Already deep into what its top executive calls “crisis mode” over financial losses, Oregon Health & Science University now has another problem: About 7,400 respiratory therapists, pharmacists, and other employees on Friday voted overwhelmingly to authorize their bargaining teams to call a strike.
About 94% of workers represented by AFSCME Local 328 voted to authorize the strike. The two sides have been negotiating since February.
“Our members are fed up,” said Michael Stewart, a medical assistant in OHSU’s internal-medicine clinic and president of Local 328. “For the last two-plus years, we have sacrificed to keep our community alive and OHSU functioning. We have given so much through the pandemic and we are demanding OHSU make investments in their employees to address staffing, retention and the high cost of living.”
Workers are asking for an across-the-board wage hike of 7%-8% in each of the next three years. Currently, members of Local 328 make anywhere from $15 to $70 per hour.
A strike is not a sure thing. The union is required to give OHSU 10 days notice before a strike could begin.

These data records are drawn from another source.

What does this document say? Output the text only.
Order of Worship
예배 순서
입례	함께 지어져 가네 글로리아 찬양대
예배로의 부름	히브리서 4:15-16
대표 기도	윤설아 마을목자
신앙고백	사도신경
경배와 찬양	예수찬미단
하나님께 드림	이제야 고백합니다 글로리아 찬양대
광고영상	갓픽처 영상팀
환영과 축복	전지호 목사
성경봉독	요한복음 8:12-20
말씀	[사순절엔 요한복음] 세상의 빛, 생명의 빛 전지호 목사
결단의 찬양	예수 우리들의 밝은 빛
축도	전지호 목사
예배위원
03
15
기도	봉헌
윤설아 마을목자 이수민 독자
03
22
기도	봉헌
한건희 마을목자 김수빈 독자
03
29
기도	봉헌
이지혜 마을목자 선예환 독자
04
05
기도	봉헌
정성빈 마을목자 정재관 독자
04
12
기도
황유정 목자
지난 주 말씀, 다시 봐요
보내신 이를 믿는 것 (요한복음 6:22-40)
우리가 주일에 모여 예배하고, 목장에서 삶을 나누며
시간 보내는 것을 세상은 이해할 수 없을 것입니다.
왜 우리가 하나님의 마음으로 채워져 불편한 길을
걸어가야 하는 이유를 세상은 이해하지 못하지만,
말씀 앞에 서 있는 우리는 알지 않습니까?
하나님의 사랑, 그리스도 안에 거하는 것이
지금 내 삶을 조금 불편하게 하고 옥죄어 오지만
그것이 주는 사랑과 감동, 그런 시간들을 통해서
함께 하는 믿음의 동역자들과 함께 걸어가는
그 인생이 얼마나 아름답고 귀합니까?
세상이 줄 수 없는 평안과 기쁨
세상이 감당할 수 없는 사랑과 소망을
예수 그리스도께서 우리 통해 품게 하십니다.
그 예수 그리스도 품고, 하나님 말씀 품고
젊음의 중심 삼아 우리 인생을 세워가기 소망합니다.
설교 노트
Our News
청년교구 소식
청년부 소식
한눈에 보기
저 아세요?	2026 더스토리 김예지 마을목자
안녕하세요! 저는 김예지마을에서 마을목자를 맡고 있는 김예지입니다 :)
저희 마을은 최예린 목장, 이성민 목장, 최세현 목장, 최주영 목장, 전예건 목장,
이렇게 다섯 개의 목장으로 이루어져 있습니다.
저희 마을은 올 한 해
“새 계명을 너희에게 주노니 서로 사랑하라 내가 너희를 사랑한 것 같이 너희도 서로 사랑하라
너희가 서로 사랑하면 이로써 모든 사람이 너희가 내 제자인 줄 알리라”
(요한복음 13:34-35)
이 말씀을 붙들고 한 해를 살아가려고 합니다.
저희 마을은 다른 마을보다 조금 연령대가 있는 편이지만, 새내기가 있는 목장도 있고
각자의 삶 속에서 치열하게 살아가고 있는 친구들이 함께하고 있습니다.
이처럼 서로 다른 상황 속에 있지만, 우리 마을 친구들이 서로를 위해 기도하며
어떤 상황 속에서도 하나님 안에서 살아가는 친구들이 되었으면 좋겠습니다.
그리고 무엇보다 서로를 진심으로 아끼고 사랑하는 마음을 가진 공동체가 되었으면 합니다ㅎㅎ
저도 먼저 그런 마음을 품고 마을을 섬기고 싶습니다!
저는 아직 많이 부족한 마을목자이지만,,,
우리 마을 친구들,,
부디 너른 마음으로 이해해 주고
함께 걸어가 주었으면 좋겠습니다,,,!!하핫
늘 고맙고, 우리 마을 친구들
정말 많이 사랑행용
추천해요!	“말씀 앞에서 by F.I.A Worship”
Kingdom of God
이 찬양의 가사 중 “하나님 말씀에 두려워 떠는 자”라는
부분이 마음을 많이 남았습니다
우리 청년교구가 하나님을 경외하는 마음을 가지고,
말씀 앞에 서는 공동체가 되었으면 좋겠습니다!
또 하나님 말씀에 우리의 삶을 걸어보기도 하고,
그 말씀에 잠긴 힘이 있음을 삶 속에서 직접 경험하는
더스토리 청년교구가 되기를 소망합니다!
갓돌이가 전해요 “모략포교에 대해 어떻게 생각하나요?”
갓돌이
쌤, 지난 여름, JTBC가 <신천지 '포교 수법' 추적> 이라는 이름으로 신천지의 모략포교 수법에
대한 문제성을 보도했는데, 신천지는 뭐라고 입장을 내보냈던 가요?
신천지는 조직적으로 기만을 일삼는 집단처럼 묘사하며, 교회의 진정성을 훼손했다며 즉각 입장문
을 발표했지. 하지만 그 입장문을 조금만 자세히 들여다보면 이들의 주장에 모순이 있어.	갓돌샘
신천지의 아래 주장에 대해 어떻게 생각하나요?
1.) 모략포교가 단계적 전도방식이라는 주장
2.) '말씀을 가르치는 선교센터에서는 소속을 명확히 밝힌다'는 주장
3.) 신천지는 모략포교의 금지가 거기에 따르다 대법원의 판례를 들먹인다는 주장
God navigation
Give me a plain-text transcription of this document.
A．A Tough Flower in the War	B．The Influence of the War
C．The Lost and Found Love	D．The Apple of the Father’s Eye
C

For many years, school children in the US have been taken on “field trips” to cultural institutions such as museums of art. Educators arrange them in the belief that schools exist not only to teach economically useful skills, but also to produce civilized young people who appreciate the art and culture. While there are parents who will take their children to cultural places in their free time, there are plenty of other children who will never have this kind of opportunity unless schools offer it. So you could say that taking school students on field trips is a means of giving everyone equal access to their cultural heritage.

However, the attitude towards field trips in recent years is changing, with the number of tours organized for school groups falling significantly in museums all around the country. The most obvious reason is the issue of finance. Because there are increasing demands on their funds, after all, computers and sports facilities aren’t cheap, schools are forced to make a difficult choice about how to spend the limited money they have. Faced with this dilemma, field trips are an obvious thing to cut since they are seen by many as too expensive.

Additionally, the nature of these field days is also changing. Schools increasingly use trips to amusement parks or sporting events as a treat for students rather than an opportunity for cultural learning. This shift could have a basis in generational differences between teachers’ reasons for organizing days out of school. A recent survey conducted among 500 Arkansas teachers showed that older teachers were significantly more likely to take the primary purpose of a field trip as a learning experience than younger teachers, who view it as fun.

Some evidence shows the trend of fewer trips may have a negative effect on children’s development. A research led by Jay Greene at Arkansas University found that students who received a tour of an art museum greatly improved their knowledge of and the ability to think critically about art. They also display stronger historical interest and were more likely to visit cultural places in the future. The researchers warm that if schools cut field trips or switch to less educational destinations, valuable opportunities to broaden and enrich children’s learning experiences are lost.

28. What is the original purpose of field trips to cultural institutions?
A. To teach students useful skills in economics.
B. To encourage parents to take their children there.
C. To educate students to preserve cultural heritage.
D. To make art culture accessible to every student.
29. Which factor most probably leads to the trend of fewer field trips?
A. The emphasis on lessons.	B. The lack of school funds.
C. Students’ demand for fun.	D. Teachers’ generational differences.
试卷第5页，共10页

The strike vote comes just as OHSU management has undertaken a plan to cut costs in the face of large losses. The institution lost $77 million through the first 11 months of its 2022 fiscal year.
The losses stem from the same set of pandemic-related circumstances that have put many other hospitals in Oregon in a similar financial bind. Exhausted by the pandemic, nurses and a slew of other caregivers have quit or left for less stressful positions. That has forced OHSU and other hospitals to pay enormous premiums for temp workers.
The normal flow of patients – from emergency room to hospital bed to skilled nursing facility for rehab – has been completely gummed up by the staff shortages.
The bottom line for OHSU is not pleasant. The OHSU board is now considering a slimmed down fiscal 2023 budget. The largest of those proposed trims is a $70 million reduction in the capital budget from $180 million to $110 million.
“We will do everything we can to avoid large scale layoffs,” OHSU President Danny Jacobs said.
In a statement, OHSU said it is hopeful a strike can be averted and the two sides can reach agreement on a “new contract that reflects our shared goals of a safe, healthy and respectful working environment.”
AFSCME Local 328 represents employees in over 300 job classifications, including environmental-services technicians, respiratory therapists, financial analysts, lab animal technicians, chaplains, web engineers and pharmacists.